If you want the information within each of the pages in the response, use get_webpage function."""
command = "ddgr --noua --json ' {{query}} '"
safe = true
[[functions.parameters]]
name = "query"
type = "string"
description = "Query to search for."
required = true
Tool to read a webpage. Uses gardenappl/readability-cli to strip out unnecessary content and Johanneskaufmann/html-to-markdown to convert HTML to markdown.
[[functions]]
name = "get_webpage_content"
description = "Get the contents of a webpage"
command = "readable ' {{url}} ' 2>/dev/null | html2markdown"
safe = true
[[functions.parameters]]
name = "url"
type = "string"
description = "URL of the webpage to retrieve content from"
required = true
As you can see, we are just defining CLI commands as tools. When the LLMs "calls" these functions, esa will run them within your shell context and return the output of them.
Defining tools like this has a couple of advantages:
- CLIs already work using text, and LLMs are good at using that
- CLIs are already authenticated with external services (eg: Jira or GH CLI)
- CLIs usually have useful error messages which LLMs can use
- You can chain multiple CLI commands to filter your input to LLM
- ... and many more ...
FYI, you can also use MCP servers via esa, but I personally mostly use CLI commands as functions for my use-cases.
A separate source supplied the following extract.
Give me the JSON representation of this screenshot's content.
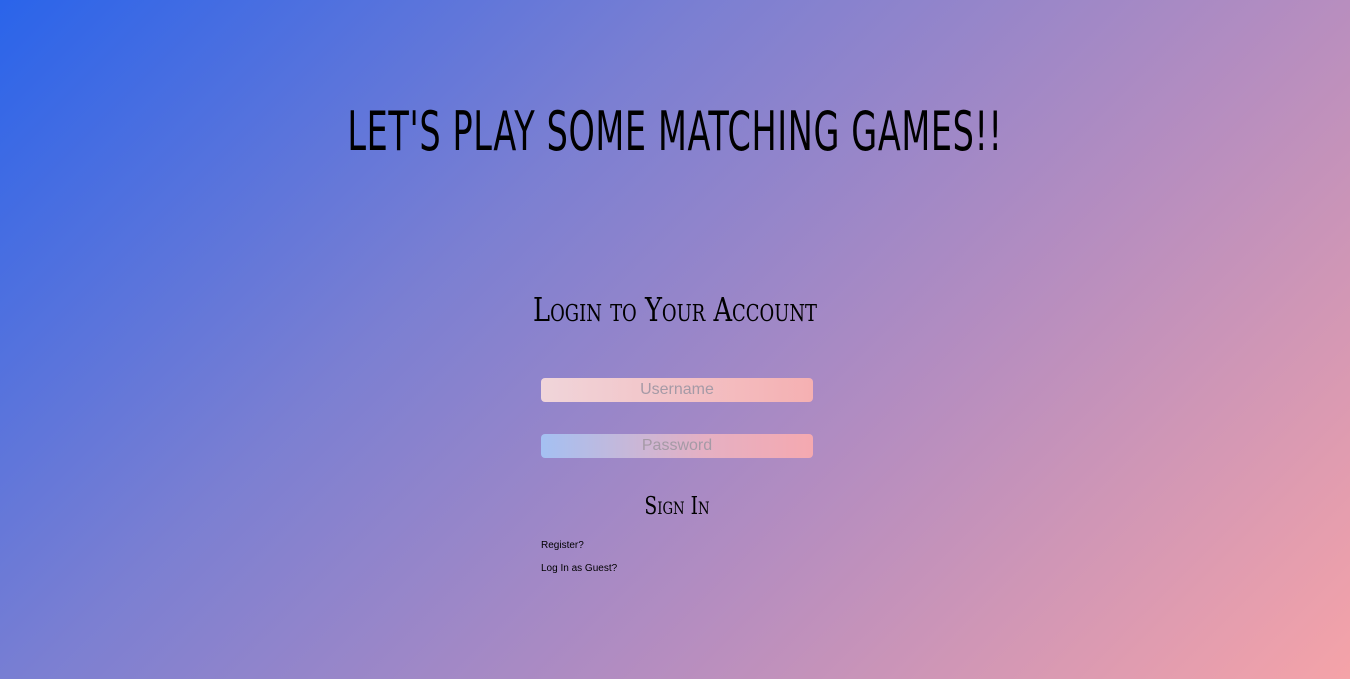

With this, our web search agent is ready to go. Now you can ask it a question like esa +web what are personalized micro agents
and you get an answer. The +web
is used to specify the agent to use. It is the name of the file in the agents directory. Save this to ~/.config/esa/web.toml
and you have your first agent! Congratulations.
The metadata #
This is optional and is purely for the user. You can add in a name
and description
to your esa agent so that when you do esa --list-agents
, you get an idea of what that agent is for.
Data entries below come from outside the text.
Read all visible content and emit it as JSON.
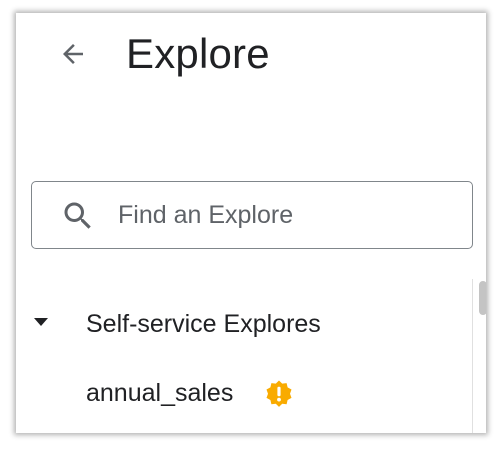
{
  "header": {
    "title": "Explore",
    "back_icon": "arrow-back-icon"
  },
  "search": {
    "placeholder": "Find an Explore",
    "value": "",
    "icon": "search-icon"
  },
  "groups": [
    {
      "label": "Self-service Explores",
      "expanded": true,
      "items": [
        {
          "label": "annual_sales",
          "badge_icon": "warning-icon",
          "badge_color": "#f9ab00"
        }
      ]
    }
  ],
  "colors": {
    "text": "#202124",
    "icon": "#5f6368",
    "border": "#80868b",
    "warning": "#f9ab00"
  }
}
Well, I liked earlier when I said this is purely for the user. By default, as you have seen, you have to specify the agent to use, but esa has a built-in +auto
agent that can figure out what agent from your list of agents to use to complete a user request.
Let's say you have the two agents, the tree-sitter agent and the web agent, in your esa agents directory. You can do esa +auto create a conditional textobject for Golang
, and it will automatically route to the tree sitter agent, and if you ask a general question, it will use the +web
agent.
The +auto
agent works exactly as you would expect. It has a system prompt that asks it to look at the available agents, pick the right one, and route the query to that agent. It can even orchestrate a task between multiple agents if necessary. Now, to learn about the agents, it has two tools: one to list the agents, which it just uses esa CLI itself via esa --list-agents
, and then also to get details of an agent using another esa command esa --show-agent web
. You can find the agent definition in builtin-agents/auto.
Conclusion #
While I showcased a few simple use cases above, I have been thinking about and building esa for quite some time. I would like to point you to the docs to learn more about how esa works and how you can create agents for your use case. Feel free to write to me if you need help or have found an interesting use case.
Btw, esa has a built-in
+new
agent that you can use to build agents for you
As for docs, I would recommend looking into these:
That is it from me for now. Even if you don't use esa, I hope you find the idea of personalized micro agents useful and fun. Bye humans and bots reading this.